THE CONDITIONS THAT PREVAIL
By DANIEL SELIGMAN

(FORTUNE Magazine) – Weltanschauung confirmation. Yes, friends, that's what it's all about. What any columnizer remembers and cherishes, and keeps going to bat for, is the stuff that confirms and sustains his own world-view. So here we are, memorializing the 20th anniversary of this act--which began in the December 1976 issue of the old monthly FORTUNE--with a sampler of large facts and sneaky details that made it into the column because they were so palpably confirmatory.

--Average cost, a few years ago, of a life being saved by federal regulations on use of formaldehyde: $72 billion.

--Correlation between federal spending on education and verbal scores on the Scholastic Aptitude Test from 1968 through 1976: -0.95. (Yes, that's a minus sign.)

--Immortal question broached by Tom Harkin of Iowa when he had to ask something that expert witness Meryl Streep could answer after her 1990 Senate testimony about the menace of pesticides to apple eaters: Would she be willing to "reach out" to farm families?

--Typical result of pardoning guys on death row: Their life expectancy suddenly declines (because, as demonstrated by Arthur Altschuler of the University of Chicago Law School, the world they return to is so often more dangerous than death row itself, where the endless appeals and reviews result in a mortality rate of only about 1% or 2%).

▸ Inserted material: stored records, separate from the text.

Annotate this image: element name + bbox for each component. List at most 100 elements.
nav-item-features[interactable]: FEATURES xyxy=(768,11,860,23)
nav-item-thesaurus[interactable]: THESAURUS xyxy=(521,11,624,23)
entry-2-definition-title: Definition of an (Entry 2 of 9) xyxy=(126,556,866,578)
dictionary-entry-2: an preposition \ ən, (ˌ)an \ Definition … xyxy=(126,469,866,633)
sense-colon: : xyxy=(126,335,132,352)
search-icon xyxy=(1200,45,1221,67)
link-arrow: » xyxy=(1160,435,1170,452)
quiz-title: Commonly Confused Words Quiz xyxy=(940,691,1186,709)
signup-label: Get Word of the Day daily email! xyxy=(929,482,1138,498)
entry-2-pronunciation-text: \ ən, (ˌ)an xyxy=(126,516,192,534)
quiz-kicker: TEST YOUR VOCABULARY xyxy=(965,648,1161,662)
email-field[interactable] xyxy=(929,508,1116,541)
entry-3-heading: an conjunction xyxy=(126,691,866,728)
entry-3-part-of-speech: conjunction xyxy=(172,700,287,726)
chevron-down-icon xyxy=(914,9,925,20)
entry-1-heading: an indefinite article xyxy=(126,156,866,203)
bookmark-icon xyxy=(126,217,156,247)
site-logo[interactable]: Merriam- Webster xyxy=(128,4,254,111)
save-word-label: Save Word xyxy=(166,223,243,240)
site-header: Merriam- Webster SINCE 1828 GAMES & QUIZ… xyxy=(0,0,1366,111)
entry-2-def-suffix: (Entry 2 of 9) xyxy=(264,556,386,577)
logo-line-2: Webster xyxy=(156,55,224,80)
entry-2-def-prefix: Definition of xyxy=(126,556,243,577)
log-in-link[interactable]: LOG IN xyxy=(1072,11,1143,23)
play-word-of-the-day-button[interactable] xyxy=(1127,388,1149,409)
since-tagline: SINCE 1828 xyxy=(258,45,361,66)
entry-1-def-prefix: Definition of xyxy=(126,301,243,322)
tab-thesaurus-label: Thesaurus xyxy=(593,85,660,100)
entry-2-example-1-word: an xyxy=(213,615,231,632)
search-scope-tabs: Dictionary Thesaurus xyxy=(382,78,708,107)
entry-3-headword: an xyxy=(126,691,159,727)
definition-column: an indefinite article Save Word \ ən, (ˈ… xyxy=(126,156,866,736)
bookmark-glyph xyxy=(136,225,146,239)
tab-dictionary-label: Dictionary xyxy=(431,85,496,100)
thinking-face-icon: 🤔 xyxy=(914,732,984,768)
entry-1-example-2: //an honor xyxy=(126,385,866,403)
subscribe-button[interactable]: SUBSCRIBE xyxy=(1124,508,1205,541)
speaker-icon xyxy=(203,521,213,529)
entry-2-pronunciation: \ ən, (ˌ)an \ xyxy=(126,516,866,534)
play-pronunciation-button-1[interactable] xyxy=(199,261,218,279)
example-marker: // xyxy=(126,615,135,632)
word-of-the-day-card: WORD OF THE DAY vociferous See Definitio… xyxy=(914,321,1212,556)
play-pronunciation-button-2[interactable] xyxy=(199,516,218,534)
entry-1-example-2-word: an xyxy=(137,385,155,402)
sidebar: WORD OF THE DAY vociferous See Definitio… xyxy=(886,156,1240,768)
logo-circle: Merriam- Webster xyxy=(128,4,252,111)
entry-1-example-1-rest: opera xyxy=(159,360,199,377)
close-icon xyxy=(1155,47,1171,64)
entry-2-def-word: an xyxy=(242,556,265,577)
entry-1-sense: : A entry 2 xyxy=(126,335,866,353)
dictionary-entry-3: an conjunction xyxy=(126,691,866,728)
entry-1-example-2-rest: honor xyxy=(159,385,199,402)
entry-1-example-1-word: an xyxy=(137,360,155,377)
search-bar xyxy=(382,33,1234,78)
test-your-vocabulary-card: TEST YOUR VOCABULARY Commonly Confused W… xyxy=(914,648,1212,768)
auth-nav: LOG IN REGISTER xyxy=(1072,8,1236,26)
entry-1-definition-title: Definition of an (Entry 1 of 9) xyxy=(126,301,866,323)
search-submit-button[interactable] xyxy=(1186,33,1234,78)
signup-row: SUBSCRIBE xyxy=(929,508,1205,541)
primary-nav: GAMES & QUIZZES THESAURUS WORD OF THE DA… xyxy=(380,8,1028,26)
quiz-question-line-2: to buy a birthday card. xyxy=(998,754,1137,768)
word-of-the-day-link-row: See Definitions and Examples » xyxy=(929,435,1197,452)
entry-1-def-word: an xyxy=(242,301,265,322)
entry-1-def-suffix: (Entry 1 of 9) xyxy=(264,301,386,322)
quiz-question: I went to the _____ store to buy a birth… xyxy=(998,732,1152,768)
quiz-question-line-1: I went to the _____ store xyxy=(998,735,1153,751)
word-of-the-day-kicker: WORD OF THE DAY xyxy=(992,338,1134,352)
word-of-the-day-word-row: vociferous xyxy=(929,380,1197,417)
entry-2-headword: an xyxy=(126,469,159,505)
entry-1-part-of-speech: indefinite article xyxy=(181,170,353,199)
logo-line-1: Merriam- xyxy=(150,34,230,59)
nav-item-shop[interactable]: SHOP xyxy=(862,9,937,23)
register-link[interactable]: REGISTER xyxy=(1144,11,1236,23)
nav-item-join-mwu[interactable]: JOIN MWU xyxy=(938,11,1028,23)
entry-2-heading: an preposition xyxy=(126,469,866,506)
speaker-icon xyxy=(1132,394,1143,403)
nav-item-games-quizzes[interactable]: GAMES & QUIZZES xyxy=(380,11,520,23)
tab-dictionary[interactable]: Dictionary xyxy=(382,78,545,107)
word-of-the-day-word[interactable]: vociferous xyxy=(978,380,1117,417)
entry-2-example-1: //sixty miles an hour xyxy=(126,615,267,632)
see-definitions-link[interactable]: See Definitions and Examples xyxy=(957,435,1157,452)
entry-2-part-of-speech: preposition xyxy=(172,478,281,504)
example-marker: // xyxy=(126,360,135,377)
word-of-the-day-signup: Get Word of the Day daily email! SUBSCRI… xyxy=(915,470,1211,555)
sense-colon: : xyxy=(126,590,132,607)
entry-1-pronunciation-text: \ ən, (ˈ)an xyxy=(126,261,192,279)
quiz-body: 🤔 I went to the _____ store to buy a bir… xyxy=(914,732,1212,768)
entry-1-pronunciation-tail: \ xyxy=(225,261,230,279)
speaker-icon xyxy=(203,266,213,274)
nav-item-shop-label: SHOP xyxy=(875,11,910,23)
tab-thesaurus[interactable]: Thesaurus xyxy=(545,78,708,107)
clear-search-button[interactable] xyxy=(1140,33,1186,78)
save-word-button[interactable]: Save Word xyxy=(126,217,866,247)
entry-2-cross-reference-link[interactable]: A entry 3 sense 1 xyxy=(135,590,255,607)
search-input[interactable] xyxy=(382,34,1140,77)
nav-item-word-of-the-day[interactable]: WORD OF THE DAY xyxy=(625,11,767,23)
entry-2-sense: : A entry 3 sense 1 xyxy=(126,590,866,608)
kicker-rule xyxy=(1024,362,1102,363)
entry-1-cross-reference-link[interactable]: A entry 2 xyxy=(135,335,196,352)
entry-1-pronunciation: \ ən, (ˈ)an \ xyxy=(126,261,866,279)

--Statement issued in 1990 by the famously airheaded California Task Force on Self-Esteem and Social Responsibility: esteem levels can be bolstered by staying in touch with Mother Nature and "the cosmos."

--Arguably the most astounding example of affirmative action in the Eighties: the insistence of John Paul II on beatifying Kateri Tekakwitha and thereby placing her on the road to canonization even though this 17th-century Mohawk Indian maiden appeared not to have performed any of the miracles traditionally required for sainthood.

--Number of antidiscrimination suits Exxon was hit with after proclaiming tough new drug and alcohol standards for employees in safety-sensitive jobs, in the wake of the Exxon Valdez disaster: 107.

--The two occupations of characters in television dramas who are most likely to commit murders: gangsters and businessmen (according to a random sample of 600 shows that ran between 1955 and 1986).

--Number of Nexis citations mentioning "Quayle" within 30 words of "heartbeat" (as in "only a heartbeat away from the presidency") during the 1988 campaign: 231 through October 26. Comparable figure for "Ferraro" in the 1984 campaign: 31.

--The organization that was way out front in offering counseling and support to members of the armed forces who suddenly became interested in conscientious objection when the Gulf war began in 1991: Americans for Democratic Action.

--Size of the "poverty wedge" when we first started babbling about it in 1986: $50 billion. This amazing figure, derived by taking the annual cost of all government antipoverty programs and subtracting therefrom the dollar amount needed to get every poor household in America out of poverty, is now running around $80 billion.

--Proportion of young women who put up a certain amount of token resistance even while planning amour with the guy: more than one-third. (Data courtesy of University of Kansas psychologist Charlene Muehlenhard, possibly the only academic one has ever spoken to who seemed unhappy to learn that her scholarly handiwork was going to be quoted in this magazine.)

--Name of the Vietnamese official who said in 1989 that rent control had done more damage to the Hanoi housing stock than had American bombing during the war: Foreign Minister Nguyen Co Thach.

--The payoff on looks: highly significant, according to a 1989 study published by the National Bureau of Economic Research, which found that male lawyers who were rated one standard deviation above the average in handsomeness (meaning that they were at the 84th percentile) earned 12% more than their unfortunate colleagues located one standard deviation below the average (16th percentile), a datum hypothesized by Keeping Up to reflect the strong positive correlation between physical attractiveness and IQ.

--Crossing lines: As was observed by Mr. Statistics a few years ago, the 2.7% long-term rate of growth in Department of Agriculture employment, combined with the 2% rate of decline among farm practitioners, will, if continued, cause the bureaucrats to outnumber the producers in 2059 (when each team will number around 800,000).